Friday, July 20, 2012

TGIF



I've been taking a lot of trips down memory lately, which can get tiresome for the people around me (my poor wife). I'm very nostalgic, I admit, and have since I was a boy tried to cling to the slim straws of my experience as I was shuffled off to another new hometown in some other part of the Rust Belt. It's an old habit of spiritual survival.  

For whatever reason — personal milestones, my upcoming birthday — this has happened a lot more in the past two months, but I must say in my defense that I literally walk a memory lane each work day. It's called State Street, and I see at least one co-worker from my past two jobs every morning.

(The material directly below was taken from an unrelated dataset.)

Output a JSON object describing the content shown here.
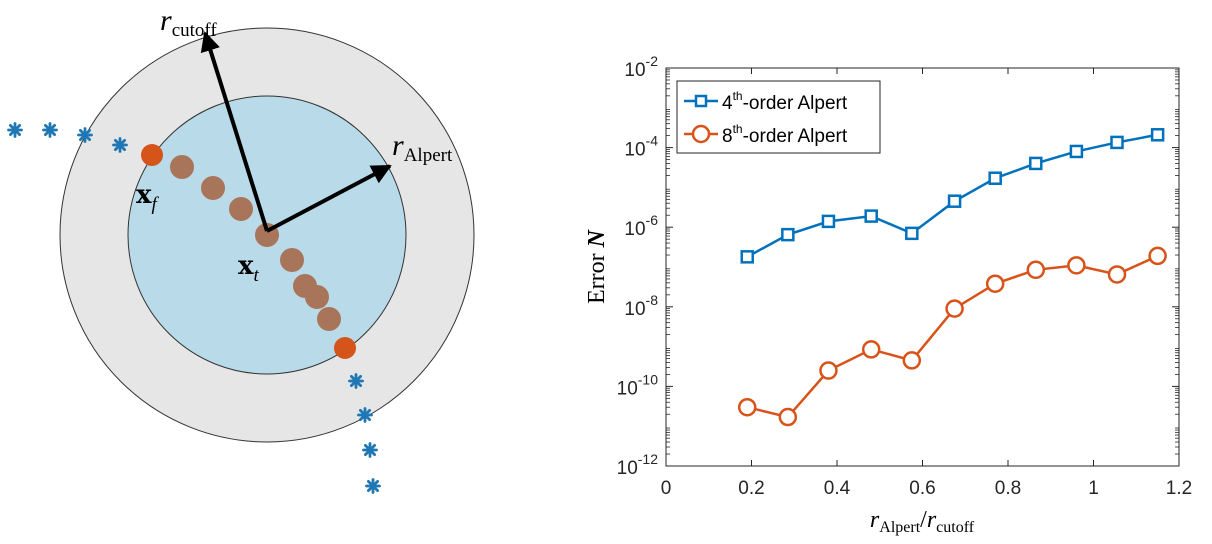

Today it was the nice saleslady who worked one door down from me at Penton, always so dutiful sitting there at 8:45 in her cube. Oftentimes it's my old swing supe from the AP, who greets me in much the same way she did 10 years ago — almost like we're still working a shift together. My old boss, the secret smoker, who saved my magazine job so many times in the dark days of 2009. My favorite grizzled editor, who watches video of '60s baseball games in the dead of winter to prepare himself for the new season.

And there are others. If I can, I like to stop and say hello. In one sense I feel we're both trying to heal something while we chat there on the gray street under the hot sky. Maybe the wounds of work.

The office, with its unrealistic demands and cruel hierarchies, can make people behave in ways they don't want, myself included. If you're reading this and I worked with you, I liked you. It was an honor to serve with you. If I ever said anything sharp or acted strangely, I'm sorry. I want to think the job put words in my mouth (or removed them), but really it was me. My reaction to my situation. 

I've been doing this Chicago office tour of duty for a decade. When I started, I felt so uncool at my news job, though it was greatly exciting and actually interested a lot of the hip people I hung about with when I told them the details. I've since made peace with my livelihood and now wear my Rat Race badge with pride, my CTA Rider badge with pride.

I hope to someday give my kids a different view of how to work to pair with my wife's (the Road Warrior thing). I hope they might even be proud I willfully did this: pack into a glass, steel, concrete megolith with thousands of others to talk on the phone and stare at a computer screen five days a week. The Franz Kafka thing.

But as fun as it's been — layoffs and blizzards and bike messenger curses — I know I won't stay at this forever. I don't feel it's my destiny to be a 40-Year Man like my dad, 25-65 (actually, longer for him). I'm fortunate that my profession potentially offers the chance to freelance, to work from home, to set my own hours. It's now my mission to move toward this sooner than later and be with my kids. Work outside in the yard like Cezanne in Aix-en-Provence. The Logan Square version.

It would be a dream, really, though I know it's hard and requires a different kind of mind-set. Not the clock-punching, sleep-walking one I'm used to. I admire the people who do it. Really, I admire all the editorial warriors, the publishing warriors, the news warriors, wherever they may do their battle. And I wish that their battle is not perpetual. That they may find some respite.

When I see my old comrades, I'm heartened we are at peace in that moment — the burden of the office not yet upon us for the day. We are just people on the street. Regular people. Chicagoland people. People who were born and will die. Trying to remind ourselves we're human. Even if it's just a smile and a hello across the bridge at Wabash.